All these objections, and more, are valid, but as I warned at the outset, they don’t really matter. This film cuts right through your defenses. That’s because the performances by the two actors, especially Mortensen, are so hugely entertaining. Peter Farrelly, who directed and co-wrote the script with Brian Hayes Currie and Tony Lip’s son Nick Vallelonga, also co-directed “Dumb & Dumber” and “There’s Something About Mary.” He knows how to work a comedy sketch (if not moments of high drama, like the one in which Tony rescues Doc from belligerent white patrons in a bar fight). Grade: B+ (Rated PG-13 for thematic content, language including racial epithets, smoking, some violence and suggestive material.)

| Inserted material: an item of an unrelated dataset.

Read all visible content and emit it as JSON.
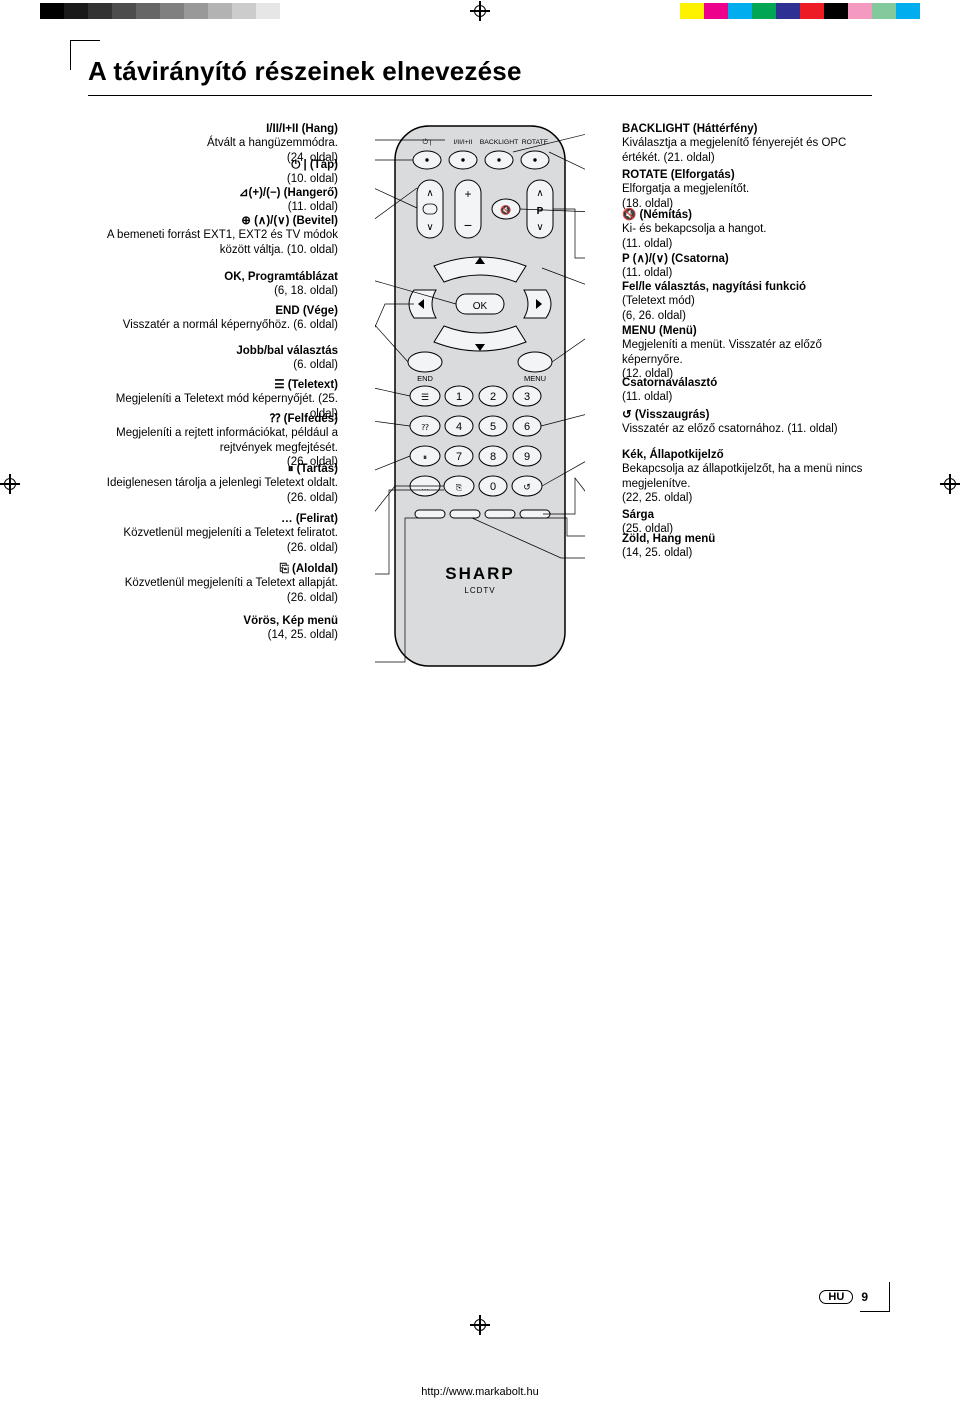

Unreleased Orson Welles film ‘The Other Side of the Wind’ arrives
In the summer of 1970, Orson Welles embarked on a movie, “The Other Side of the Wind,” that he fervently hoped would bring him back into the Hollywood fold after more than a decade of self-imposed exile in Europe following a string of commercial flops. As was too often the case in Welles’s career, things went horribly wrong. Welles died in 1985 without his cherished project ever seeing the light of a film projector.
And so, after all this hoo-ha, what do I make of the film, which centers on a legendary, self-exiled director, played by John Huston, as he scrambles to complete the movie he hopes will revive his Hollywood glory? Welles has always been a cinema icon for me, and I approached this “new” movie as one might approach a new symphony by Beethoven. Having seen it, my overwhelming feeling is not exaltation but sadness. I look at this maddening pastiche and think of all the great movies he might have made.
For Welles aficionados, and perhaps only for them, “The Other Side of the Wind” will function as a skeleton key to the themes and obsessions of his entire career. “The Other Side of the Wind” comes to us as a kind of time capsule of an era when Hollywood, for a brief time, opened its doors wide to creative risk. It never did welcome Welles, though, and this last, bewilderingly hectic movie from him can best be viewed, I think, not so much as a high achievement in its own right as an indictment of Hollywood’s criminal neglect. Grade: B+ (This movie is rated R for sexual content, graphic nudity, and some language.)
‘Shoplifters’ asks, what is the true meaning of family?
In “Shoplifters,” written and directed by Hirokazu Kore-eda and the winner of the Palme d’Or at Cannes and Japan’s entry for the best foreign language film Oscar, 12-year-old Shota (Jyo Kairi) and Osamu (Lily Franky), presumably his father, encounter a crying 5-year-old child, Yuri (Miyu Sasaki). She is alone and apparently neglected by her parents. Torn about what to do, they take her back with them, if only to provide a temporary refuge. It is then that we encounter the extended Shibata family, which appears to be a tightknit, impoverished, multi-generational assemblage hidden away from the street, in tight quarters, in a run-down section of Tokyo. As the film incrementally unwinds, we discover they are not altogether who they seem to be.
Despite all that is good about “Shoplifters,” I found the central conceit bothersome. I also don’t think Kore-eda’s implicit thesis about what truly constitutes a family is such an earth-shatterer. It’s not exactly news that we don’t get to choose who our parents or siblings are, or that we can feel deep familial attachments to those to whom we are unrelated.
But in the end, Kore-eda, for all the cooked-up moments in “Shoplifters,” knows where the heart of his story is. Its final, wrenching fadeout, with little Yuri navigating her bereft new life, is beyond praise. Grade: B+ (Rated R for some sexual content and nudity. In Japanese with English subtitles.)